Getting custom format data from the clipboard is coded in the following way:
- Open the clipboard with OpenClipboard.
- Get a handle to the clipboard data with GetClipboardData.
- Allocate and lock a memory block to hold the clipboard data.
- Lock the clipboard data block.
- Copy data from the clipboard data block to the program’s data block (The data can now be manipulated by the application).
- Unlock both memory blocks.
- Close the clipboard with CloseClipboard.
if Clipboard.HasFormat(OurFormat) then begin if OpenClipboard(Handle) then begin MemberInClip := GetClipboardData(OurFormat) ; MemberPointer := GlobalLock(MemberInClip) ; with AMember do begin Name := MemberPointer^.Name; eMail := MemberPointer^.eMail; Posts := MemberPointer^.Posts; end; GlobalUnLock(MemberInClip) ; CloseClipboard() ; with Memo1.Lines do begin Clear; Add('Clipboard has TMember data:') ; Add(AMember.Name) ; Add(AMember.email) ; Add(IntToStr(AMember.Posts)) ; end; end; end;
Note: in normal situation we’ll have one Delphi application sending data to the clipboard and another Delphi application getting data from it.
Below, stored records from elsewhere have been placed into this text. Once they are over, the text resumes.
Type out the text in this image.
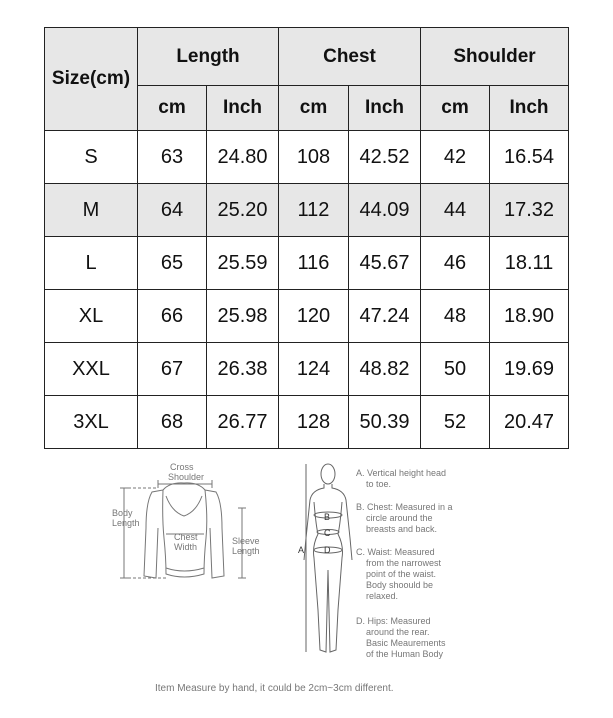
Size(cm)	Length		Chest		Shoulder	
	cm	Inch	cm	Inch	cm	Inch
S	63	24.80	108	42.52	42	16.54
M	64	25.20	112	44.09	44	17.32
L	65	25.59	116	45.67	46	18.11
XL	66	25.98	120	47.24	48	18.90
XXL	67	26.38	124	48.82	50	19.69
3XL	68	26.77	128	50.39	52	20.47
Cross
Shoulder
Body
Length
Chest
Width
Sleeve
Length
B
C
D
A
A. Vertical height head
to toe.
B. Chest: Measured in a
circle around the
breasts and back.
C. Waist: Measured
from the narrowest
point of the waist.
Body shoould be
relaxed.
D. Hips: Measured
around the rear.
Basic Meaurements
of the Human Body
Item Measure by hand, it could be 2cm~3cm different.
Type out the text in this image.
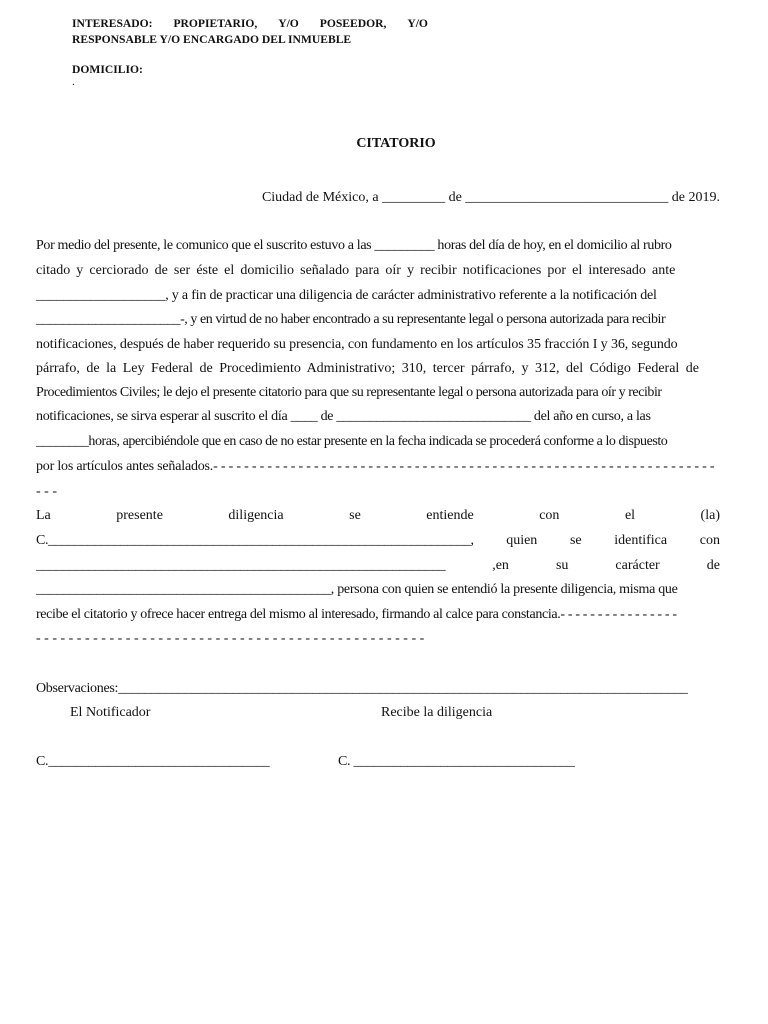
INTERESADO: PROPIETARIO, Y/O POSEEDOR, Y/O
RESPONSABLE Y/O ENCARGADO DEL INMUEBLE
DOMICILIO:
.
CITATORIO
Ciudad de México, a _________ de _____________________________ de 2019.
Por medio del presente, le comunico que el suscrito estuvo a las _________ horas del día de hoy, en el domicilio al rubro
citado y cerciorado de ser éste el domicilio señalado para oír y recibir notificaciones por el interesado ante
___________________, y a fin de practicar una diligencia de carácter administrativo referente a la notificación del
______________________-, y en virtud de no haber encontrado a su representante legal o persona autorizada para recibir
notificaciones, después de haber requerido su presencia, con fundamento en los artículos 35 fracción I y 36, segundo
párrafo, de la Ley Federal de Procedimiento Administrativo; 310, tercer párrafo, y 312, del Código Federal de
Procedimientos Civiles; le dejo el presente citatorio para que su representante legal o persona autorizada para oír y recibir
notificaciones, se sirva esperar al suscrito el día ____ de _____________________________ del año en curso, a las
________horas, apercibiéndole que en caso de no estar presente en la fecha indicada se procederá conforme a lo dispuesto
por los artículos antes señalados.- - - - - - - - - - - - - - - - - - - - - - - - - - - - - - - - - - - - - - - - - - - - - - - - - - - - - - - - - - - - - - - - -
- - -
La	presente	diligencia	se	entiende	con	el	(la)
C.________________________________________________________________, quien se identifica con
______________________________________________________________	,en	su	carácter	de
____________________________________________, persona con quien se entendió la presente diligencia, misma que
recibe el citatorio y ofrece hacer entrega del mismo al interesado, firmando al calce para constancia.- - - - - - - - - - - - - - - -
- - - - - - - - - - - - - - - - - - - - - - - - - - - - - - - - - - - - - - - - - - - - - - - -
Observaciones:_____________________________________________________________________________________
El Notificador	Recibe la diligencia
C._________________________________	C. _________________________________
Since this is the demo project we have only one application running – we send custom formatted data to the clipboard in the OnCreate event for the form. In the same form, we are handling the clipboard change notification, therefore when we start our project, Memo1 component is filled with data from the clipboard – i.e. the data we are sending when the form is created.
Are You in Control Now?
That’s it. We have the clipboard working just as we would like it to. No one can send data to the clipboard without us knowing that something is going on. Even more: we can copy and paste program-specific data to the clipboard.
However, some questions stay unanswered: What is the best way of sending an array of TMember variables to another Delphi application; what will happen if some other application is register ‘CF_TMember’ with some other format, and so on.